Finite lorentz transform for 4-vectors in terms of the generators One or two sets of notes (one of them by Timo Weigand) on QFT that I have come across state explicitly that a finite lorentz transformation for 4-vectors can be written in terms of the generators $J^{\rho\sigma}$ as:
$$\Lambda^{\mu}_{\,\nu}(\Omega)=\lim_{N\rightarrow \infty}(\delta^{\mu}_{\,\nu}-\frac{i}{2N}\Omega_{\rho\sigma}(J^{\rho\sigma})^{\mu}_{\,\nu})^{N}=\exp{(-\frac{i}{2}\Omega_{\rho\sigma}(J^{\rho\sigma}))^{\mu}_{\,\nu}}$$
Now, my question is that, isn't it required of the generators of a Lie group to commute(or equivalently for the group to be abelian) in order to be able to represent it as an exponential of its generators in the finite case? This follows from the condition that $e^{A+B}=e^{A}e^{B}$ only when $[A,B]=0$ (in this case, aren't we simply constructing the finite exponential by multiplying the infinitesimal exponential terms together and then assuming that the generators commute?). If so, than why can the above be written in the way it is given that the generators(J) do not commute. What am I missing?
 A: No, it's not required. You do need the generators to commute if you want to split the exponential as a product of exponentials, but there's no need for the latter. The linear combination $\Omega_{\rho\sigma}J^{\rho\sigma}$ is a perfectly valid four-by-four matrix, no matter what is coefficients or the commutation properties of its internal components, and it's perfectly OK to explore its matrix exponential. 

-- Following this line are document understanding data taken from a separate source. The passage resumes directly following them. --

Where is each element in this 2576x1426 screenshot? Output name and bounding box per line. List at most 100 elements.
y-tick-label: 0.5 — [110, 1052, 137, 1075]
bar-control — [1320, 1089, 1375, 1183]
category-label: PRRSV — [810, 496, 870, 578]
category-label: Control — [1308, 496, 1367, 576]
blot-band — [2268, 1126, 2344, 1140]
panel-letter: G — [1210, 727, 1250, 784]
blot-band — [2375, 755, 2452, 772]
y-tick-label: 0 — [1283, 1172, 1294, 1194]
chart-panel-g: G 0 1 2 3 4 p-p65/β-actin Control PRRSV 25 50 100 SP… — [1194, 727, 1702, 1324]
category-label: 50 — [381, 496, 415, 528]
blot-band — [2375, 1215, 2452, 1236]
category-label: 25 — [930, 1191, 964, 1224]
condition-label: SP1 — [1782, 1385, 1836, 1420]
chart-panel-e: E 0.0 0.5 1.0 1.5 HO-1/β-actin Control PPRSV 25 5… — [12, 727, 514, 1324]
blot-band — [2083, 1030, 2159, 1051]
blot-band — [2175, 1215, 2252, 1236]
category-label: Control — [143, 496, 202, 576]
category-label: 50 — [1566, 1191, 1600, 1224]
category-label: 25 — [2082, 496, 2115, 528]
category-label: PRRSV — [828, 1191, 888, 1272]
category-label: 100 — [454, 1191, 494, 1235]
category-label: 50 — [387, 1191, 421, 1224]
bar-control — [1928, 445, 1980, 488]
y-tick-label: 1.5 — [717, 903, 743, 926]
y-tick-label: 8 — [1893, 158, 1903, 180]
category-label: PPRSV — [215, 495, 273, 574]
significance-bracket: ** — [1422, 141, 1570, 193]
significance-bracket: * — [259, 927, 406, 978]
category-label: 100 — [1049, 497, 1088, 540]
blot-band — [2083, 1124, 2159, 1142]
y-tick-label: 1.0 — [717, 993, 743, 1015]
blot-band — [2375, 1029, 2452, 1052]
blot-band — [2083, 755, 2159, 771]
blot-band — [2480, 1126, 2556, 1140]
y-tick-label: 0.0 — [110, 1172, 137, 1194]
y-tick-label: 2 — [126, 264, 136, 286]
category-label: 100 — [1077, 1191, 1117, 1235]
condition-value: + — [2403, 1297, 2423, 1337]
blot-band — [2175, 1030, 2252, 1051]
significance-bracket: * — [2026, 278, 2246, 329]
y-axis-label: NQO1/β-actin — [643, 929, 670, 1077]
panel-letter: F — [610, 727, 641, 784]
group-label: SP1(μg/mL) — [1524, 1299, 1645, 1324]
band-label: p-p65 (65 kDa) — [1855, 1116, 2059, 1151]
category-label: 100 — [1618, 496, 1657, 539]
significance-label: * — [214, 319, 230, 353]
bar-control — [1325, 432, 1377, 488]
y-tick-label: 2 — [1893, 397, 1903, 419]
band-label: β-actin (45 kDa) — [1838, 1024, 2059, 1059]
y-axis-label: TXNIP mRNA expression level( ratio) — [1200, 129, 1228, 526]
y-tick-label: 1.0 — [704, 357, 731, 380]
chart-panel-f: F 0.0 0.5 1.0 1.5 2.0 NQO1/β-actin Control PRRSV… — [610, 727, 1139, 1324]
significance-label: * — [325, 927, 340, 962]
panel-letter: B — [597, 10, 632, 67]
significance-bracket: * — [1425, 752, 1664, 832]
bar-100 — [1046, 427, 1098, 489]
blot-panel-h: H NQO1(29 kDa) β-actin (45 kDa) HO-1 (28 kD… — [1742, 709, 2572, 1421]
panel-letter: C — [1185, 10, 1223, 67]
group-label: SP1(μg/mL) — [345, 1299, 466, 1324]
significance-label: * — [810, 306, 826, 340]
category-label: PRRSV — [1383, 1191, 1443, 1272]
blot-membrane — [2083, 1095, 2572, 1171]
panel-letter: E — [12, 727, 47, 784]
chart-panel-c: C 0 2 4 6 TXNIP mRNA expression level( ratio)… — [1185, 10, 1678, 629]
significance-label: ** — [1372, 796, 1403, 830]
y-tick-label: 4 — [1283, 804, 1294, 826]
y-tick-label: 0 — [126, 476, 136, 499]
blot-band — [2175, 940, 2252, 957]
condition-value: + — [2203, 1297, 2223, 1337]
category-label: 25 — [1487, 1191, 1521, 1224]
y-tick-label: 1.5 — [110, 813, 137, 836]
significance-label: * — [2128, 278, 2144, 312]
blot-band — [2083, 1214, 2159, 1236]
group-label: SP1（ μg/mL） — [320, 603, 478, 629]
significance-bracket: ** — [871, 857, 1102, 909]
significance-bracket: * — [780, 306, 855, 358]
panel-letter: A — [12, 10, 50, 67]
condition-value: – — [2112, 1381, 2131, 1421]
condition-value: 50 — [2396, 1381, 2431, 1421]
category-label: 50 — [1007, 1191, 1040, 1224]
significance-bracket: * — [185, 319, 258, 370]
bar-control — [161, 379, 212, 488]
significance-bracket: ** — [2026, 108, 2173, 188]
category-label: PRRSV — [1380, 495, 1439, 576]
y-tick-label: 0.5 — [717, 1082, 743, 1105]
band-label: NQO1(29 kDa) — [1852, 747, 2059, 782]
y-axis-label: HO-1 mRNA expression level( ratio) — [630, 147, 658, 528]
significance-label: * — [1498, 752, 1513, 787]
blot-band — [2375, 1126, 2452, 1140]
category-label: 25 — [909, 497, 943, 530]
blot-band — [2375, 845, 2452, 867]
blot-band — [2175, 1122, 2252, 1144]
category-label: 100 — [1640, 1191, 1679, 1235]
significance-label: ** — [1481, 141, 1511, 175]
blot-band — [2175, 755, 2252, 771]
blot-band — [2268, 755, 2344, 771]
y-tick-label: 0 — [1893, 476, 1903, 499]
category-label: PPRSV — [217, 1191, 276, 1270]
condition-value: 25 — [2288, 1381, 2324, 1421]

A: The extreme RHS exponential is correct.  This is exactly the way to write a Lorentz transformation for any size parameters $\Omega$.  It is also true for making the matrices of other representations, not just the 4x4 matrices which rotate 4-vectors. For the M x M representation, each of the 16 generators $J^{\rho \sigma}$ would be a M x M matrix.  Actually there are not 16 but only 6 generators for the Lorentz Group because the array of parameters is antisymmetric $\Omega _{\rho \sigma}=-\Omega_{\sigma \rho}$ and picks out only the antisymmetric set of generators $J^{\rho \sigma}=-J^{\sigma \rho}$  .
The limit expression is not written correctly. It should be written
$$\Lambda^{\mu}_{\,\nu}(\Omega)=[\lim_{N\rightarrow \infty}(I-\frac{i}{2N}\Omega_{\rho\sigma}J^{\rho\sigma})^{N}]^{\mu}_{\,\nu}=\exp{(-\frac{i}{2}\Omega_{\rho\sigma}J^{\rho\sigma})^{\mu}_{\,\nu}}$$
where I is the 4x4 identity matrix diag(1,1,1,1).  Now matrices are being multiplied together and not just the $\mu \nu $ elements.
Notice that each of the N terms in the limit product is exactly the same, and therefore commutes with all the other terms and your worry is resolved.
$$\Lambda^{\mu}_{\,\nu}(\Omega)=[\lim_{N\rightarrow \infty}(e^{-\frac{i}{2N}\Omega_{\rho\sigma}J^{\rho\sigma}})^{N}]^{\mu}_{\,\nu}=\exp{(-\frac{i}{2}\Omega_{\rho\sigma}J^{\rho\sigma})^{\mu}_{\,\nu}}$$
A: The equation that you have used is based on the simple limit
$$\lim_{n\rightarrow\infty}\bigg(1+\dfrac{x}{n}\bigg)^n=e^x.$$
This limit has nothing to do with the details of what $x$ is. To answer your question, usually any operator that is connected to the identity operator (${\delta^{\,\mu}}_{\nu}$ in this case) can be written as an exponential in terms of its generators because the above limit can be used.